Hedges stated that this prism through which the American public receives war coverage propagates false impressions.

“The reporters admire and laud these fighters for their physical courage, but it usually descends into shameful cheerleading,” he said. “Those who cover the war dine out on the war myth.”

By media coverage not showing the carnage and atrocities of war, journalists allows people to continue supporting it Hedges said.

“The press know that the invasion and occupation has been a catastrophe, they know there are not weapons of mass destruction, they know the war is not about bringing democracy to Iraq,” he said. “The press knows all this, but the press has lost its outrage that drives great reporters to expose lies.”

From this criticism of the press and their performance in keeping the American public informed, Hedges moved on to discuss war itself and the illusions people hold about it.

“We falsely believe that because we have the capacity to wage war, we have the right,” he said. “We live on images and slogans that perpetuate fantasies of our own invulnerability, goodness and mite.”

Hedges said that America is partially responsible for the manner in which the 9/11 attacks were executed.

“The attacks on the World Trade Center illustrate that those who oppose us have been schooled well in modern warfare,” he said. “The dramatic explosions, the fireballs, the victims plummeting to their deaths, the collapse of the towers in Manhattan were straight out of Hollywood.
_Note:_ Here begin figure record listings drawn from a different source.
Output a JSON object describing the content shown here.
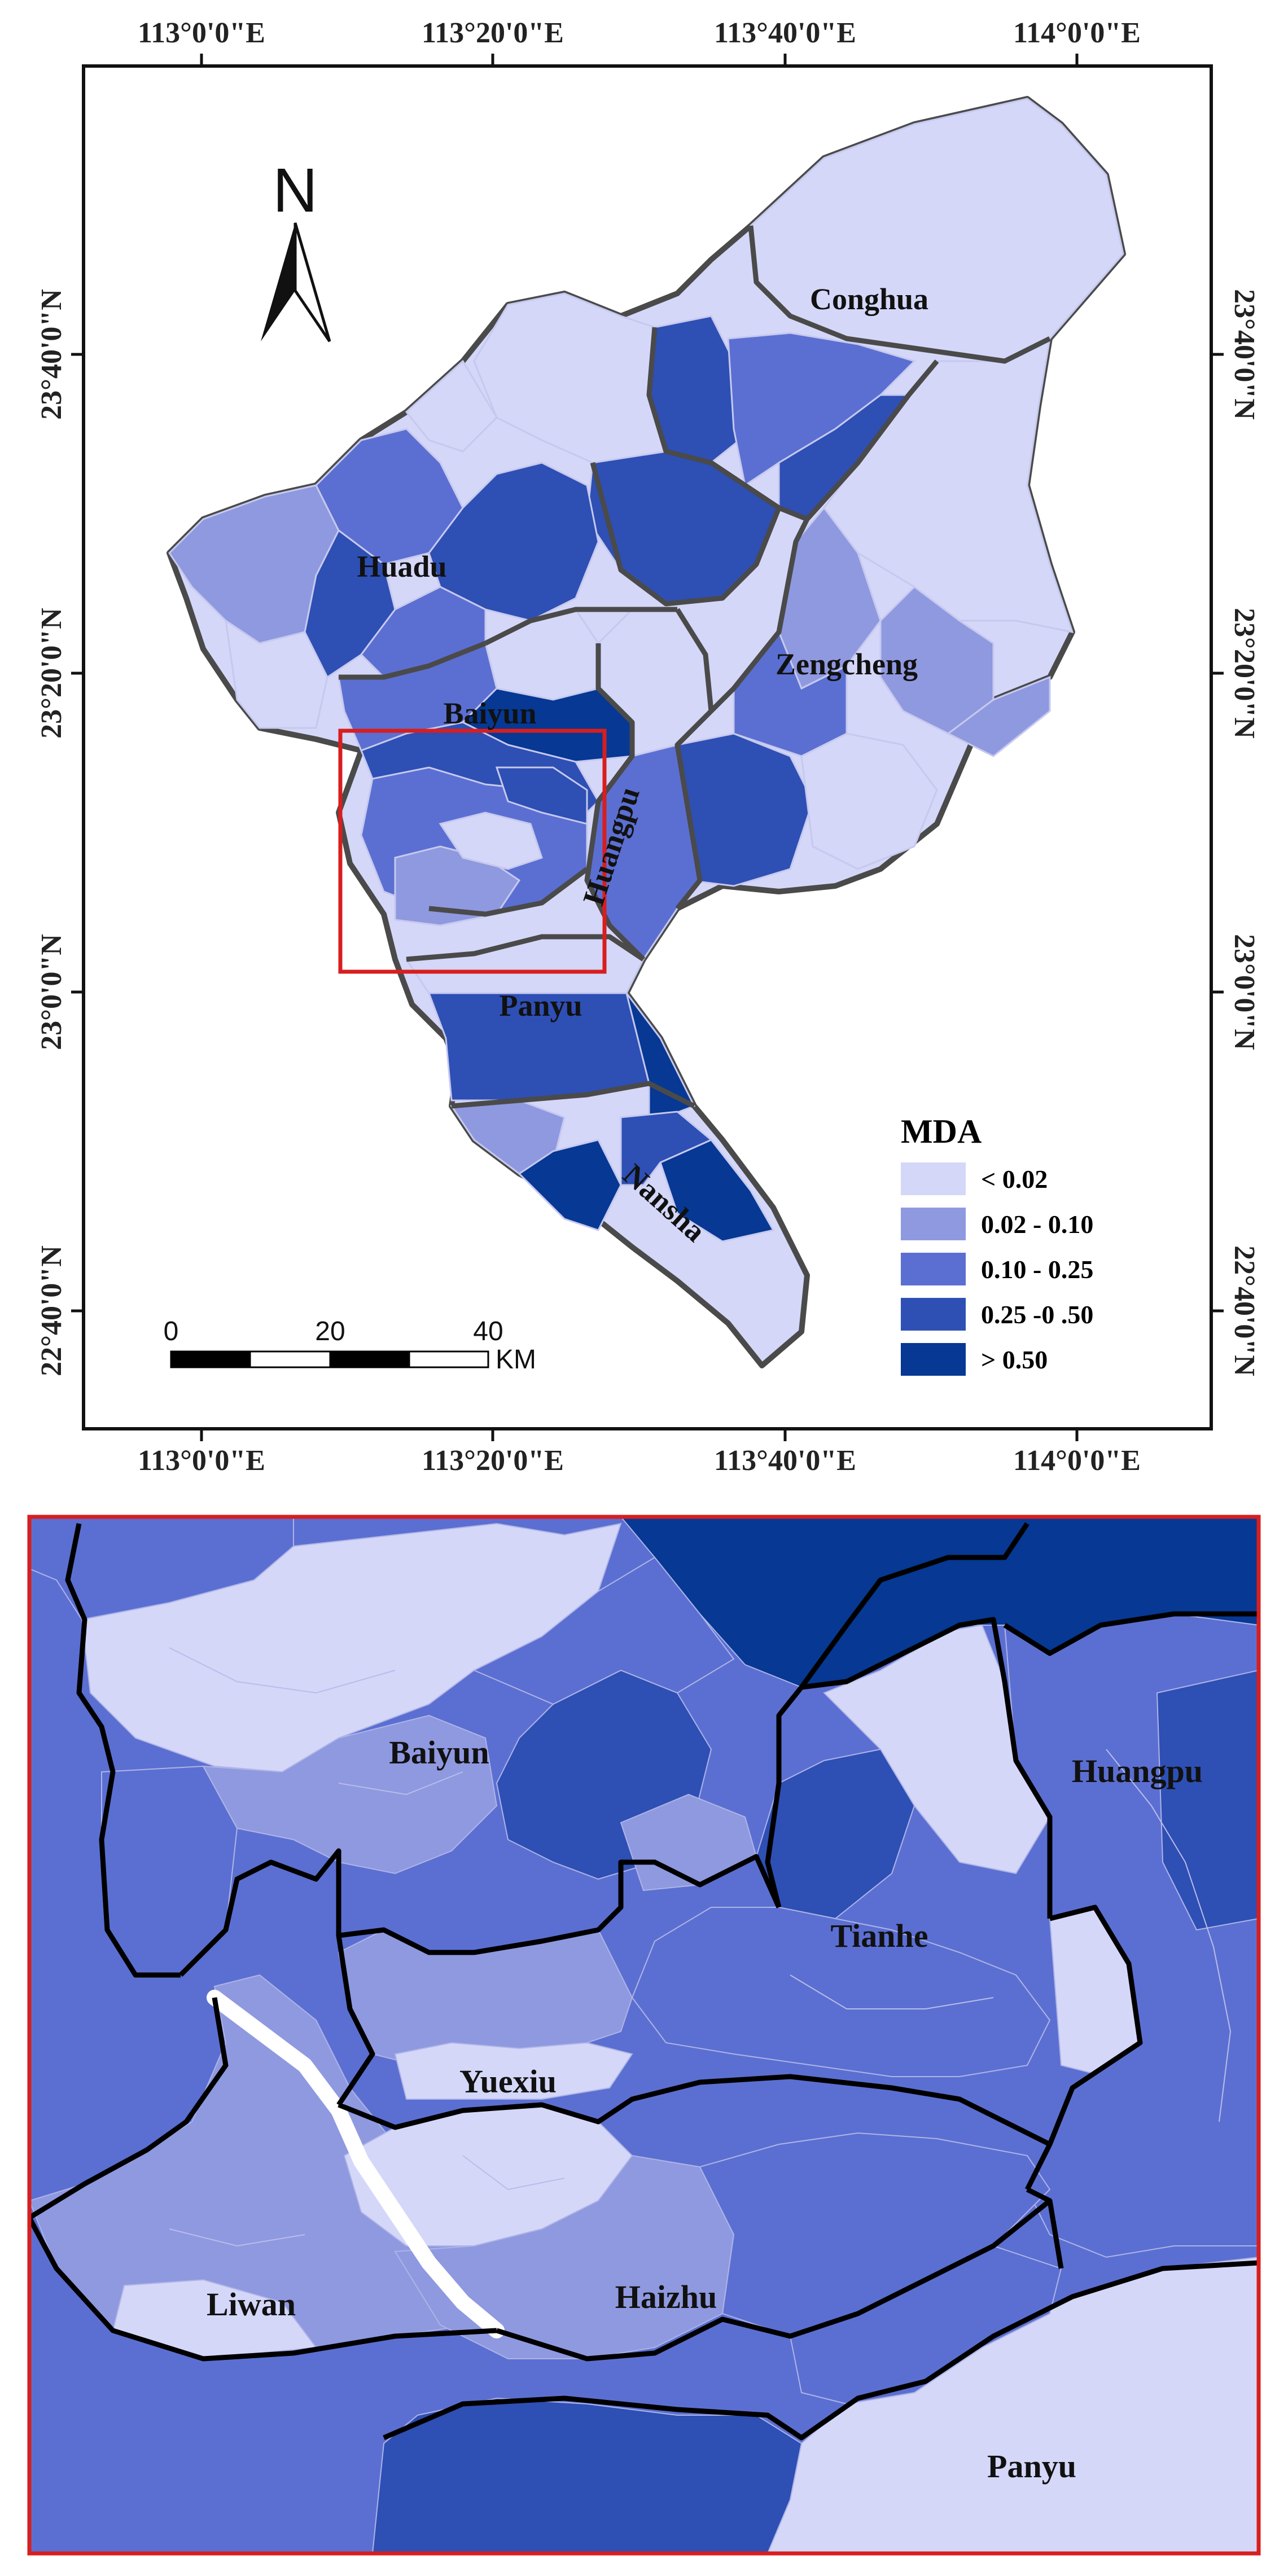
{
  "colors": {
    "class1": "#d4d7f8",
    "class2": "#8f99e0",
    "class3": "#5b6fd2",
    "class4": "#2e4fb4",
    "class5": "#063894",
    "boundary": "#4a4a4a",
    "inset_border": "#d81e1e"
  },
  "overview": {
    "lon_ticks_top": [
      "113°0'0\"E",
      "113°20'0\"E",
      "113°40'0\"E",
      "114°0'0\"E"
    ],
    "lon_ticks_bottom": [
      "113°0'0\"E",
      "113°20'0\"E",
      "113°40'0\"E",
      "114°0'0\"E"
    ],
    "lat_ticks_left": [
      "23°40'0\"N",
      "23°20'0\"N",
      "23°0'0\"N",
      "22°40'0\"N"
    ],
    "lat_ticks_right": [
      "23°40'0\"N",
      "23°20'0\"N",
      "23°0'0\"N",
      "22°40'0\"N"
    ],
    "north_label": "N",
    "districts": {
      "conghua": "Conghua",
      "huadu": "Huadu",
      "zengcheng": "Zengcheng",
      "baiyun": "Baiyun",
      "huangpu": "Huangpu",
      "panyu": "Panyu",
      "nansha": "Nansha"
    },
    "legend": {
      "title": "MDA",
      "items": [
        "< 0.02",
        "0.02 - 0.10",
        "0.10 - 0.25",
        "0.25 -0 .50",
        "> 0.50"
      ]
    },
    "scalebar": {
      "labels": [
        "0",
        "20",
        "40"
      ],
      "unit": "KM"
    }
  },
  "inset": {
    "districts": {
      "baiyun": "Baiyun",
      "huangpu": "Huangpu",
      "tianhe": "Tianhe",
      "yuexiu": "Yuexiu",
      "liwan": "Liwan",
      "haizhu": "Haizhu",
      "panyu": "Panyu"
    }
  }
}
They have mastered the language we have taught them. We leave the same calling cards.”

Hedges then went on to examine the core of what war is.
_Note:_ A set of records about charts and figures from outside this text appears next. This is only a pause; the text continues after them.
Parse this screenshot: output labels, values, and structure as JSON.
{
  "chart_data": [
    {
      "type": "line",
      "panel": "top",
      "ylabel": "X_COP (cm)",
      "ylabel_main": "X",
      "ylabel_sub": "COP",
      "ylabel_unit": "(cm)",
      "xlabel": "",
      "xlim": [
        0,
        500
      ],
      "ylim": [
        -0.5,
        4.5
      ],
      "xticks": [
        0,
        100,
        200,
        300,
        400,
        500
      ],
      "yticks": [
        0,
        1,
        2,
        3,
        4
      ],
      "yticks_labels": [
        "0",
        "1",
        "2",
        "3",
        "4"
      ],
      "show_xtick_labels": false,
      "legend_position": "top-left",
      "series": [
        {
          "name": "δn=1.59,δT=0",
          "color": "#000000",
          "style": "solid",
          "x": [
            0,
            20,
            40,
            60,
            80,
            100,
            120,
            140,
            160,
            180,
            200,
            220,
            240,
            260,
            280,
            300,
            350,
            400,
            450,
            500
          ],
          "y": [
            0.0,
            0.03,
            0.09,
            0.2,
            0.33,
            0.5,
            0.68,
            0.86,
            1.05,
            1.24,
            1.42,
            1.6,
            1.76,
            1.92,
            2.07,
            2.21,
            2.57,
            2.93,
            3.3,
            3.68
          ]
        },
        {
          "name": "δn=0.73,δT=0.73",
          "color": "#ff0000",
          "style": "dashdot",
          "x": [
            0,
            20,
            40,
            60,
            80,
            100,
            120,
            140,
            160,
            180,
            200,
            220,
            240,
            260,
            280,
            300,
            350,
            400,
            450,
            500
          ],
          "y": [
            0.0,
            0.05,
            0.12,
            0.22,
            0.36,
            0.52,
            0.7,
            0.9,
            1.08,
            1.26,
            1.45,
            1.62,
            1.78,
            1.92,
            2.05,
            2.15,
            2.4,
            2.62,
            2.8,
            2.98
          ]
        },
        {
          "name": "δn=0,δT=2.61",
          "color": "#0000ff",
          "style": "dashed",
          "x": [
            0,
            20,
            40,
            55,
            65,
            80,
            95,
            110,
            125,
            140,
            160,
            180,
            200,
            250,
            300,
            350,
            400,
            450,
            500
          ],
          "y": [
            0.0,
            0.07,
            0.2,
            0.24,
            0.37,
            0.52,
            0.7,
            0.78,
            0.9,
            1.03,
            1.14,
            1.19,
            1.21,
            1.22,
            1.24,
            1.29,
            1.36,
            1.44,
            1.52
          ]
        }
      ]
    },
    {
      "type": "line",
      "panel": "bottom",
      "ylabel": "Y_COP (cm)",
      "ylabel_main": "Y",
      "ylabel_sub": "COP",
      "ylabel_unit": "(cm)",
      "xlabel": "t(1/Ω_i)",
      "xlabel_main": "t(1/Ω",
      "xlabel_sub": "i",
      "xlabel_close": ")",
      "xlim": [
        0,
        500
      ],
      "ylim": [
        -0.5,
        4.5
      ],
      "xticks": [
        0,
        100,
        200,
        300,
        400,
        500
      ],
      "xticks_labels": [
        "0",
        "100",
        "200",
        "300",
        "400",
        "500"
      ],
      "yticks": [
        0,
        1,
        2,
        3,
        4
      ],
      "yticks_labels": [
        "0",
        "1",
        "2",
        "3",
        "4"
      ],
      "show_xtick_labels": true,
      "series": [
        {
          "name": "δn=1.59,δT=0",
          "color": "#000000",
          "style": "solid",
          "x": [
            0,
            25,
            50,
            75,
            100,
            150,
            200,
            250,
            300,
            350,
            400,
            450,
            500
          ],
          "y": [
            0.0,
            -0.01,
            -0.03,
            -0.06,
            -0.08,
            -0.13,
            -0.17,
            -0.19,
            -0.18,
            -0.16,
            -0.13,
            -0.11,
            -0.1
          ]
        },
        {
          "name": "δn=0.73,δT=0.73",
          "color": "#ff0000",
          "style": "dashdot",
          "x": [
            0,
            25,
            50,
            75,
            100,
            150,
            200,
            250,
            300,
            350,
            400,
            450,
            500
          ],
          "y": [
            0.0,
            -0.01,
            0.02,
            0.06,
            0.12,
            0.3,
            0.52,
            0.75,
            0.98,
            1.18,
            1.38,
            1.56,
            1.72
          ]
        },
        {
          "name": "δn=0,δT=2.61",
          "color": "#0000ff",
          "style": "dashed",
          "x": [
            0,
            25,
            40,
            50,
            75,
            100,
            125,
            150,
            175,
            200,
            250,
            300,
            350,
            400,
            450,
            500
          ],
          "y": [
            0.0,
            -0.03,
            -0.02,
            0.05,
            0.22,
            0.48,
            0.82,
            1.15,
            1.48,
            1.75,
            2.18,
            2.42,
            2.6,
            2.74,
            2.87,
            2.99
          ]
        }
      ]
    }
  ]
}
“The essence of war-death, is always hidden from public view. War is the pornography of violence. It has a dark beauty,” he said. “War allows us to engage in lusts and passions that are hidden in the deepest interior of our fantasy lives, and to yield the power of divine ability, to end someone’s tenure on the earth.”

War also has the power to inject meaning into people’s lives.

“It gives us a distorted sense of self and allows us to rise above the small stations of life,” he said. “Those who have the least meaning in their lives are all susceptible to wars appeal.”

The ability of war to provide people purpose leads it to wield an addictive power.

“War is addictive; it is the most potent narcotic invented by the human mind,” he said. “You would rather die [in it] than go back to dull routine.”

However, once they have spent an extensive amount of time in combat, Hedges said soldiers can become desensitized to violence, thereby heightening the level of war atrocities.

“There becomes a boredom with routine death, and I have seen bodies crucified on the sides of barns,” he said.

Hedges described war as, among other things, self-destructive and insidious. Like Freud, Hedges believes that war is part of the innate human impulse to annihilate and thus war itself can never be annihilated.

“War is necrophilia,” he said. “Love is the most potent enemy of war. Love may not always triumph, but it keeps us human. It is perhaps the only antidote.”

The lecture was sponsored by the Office of the Provost at Ithaca College.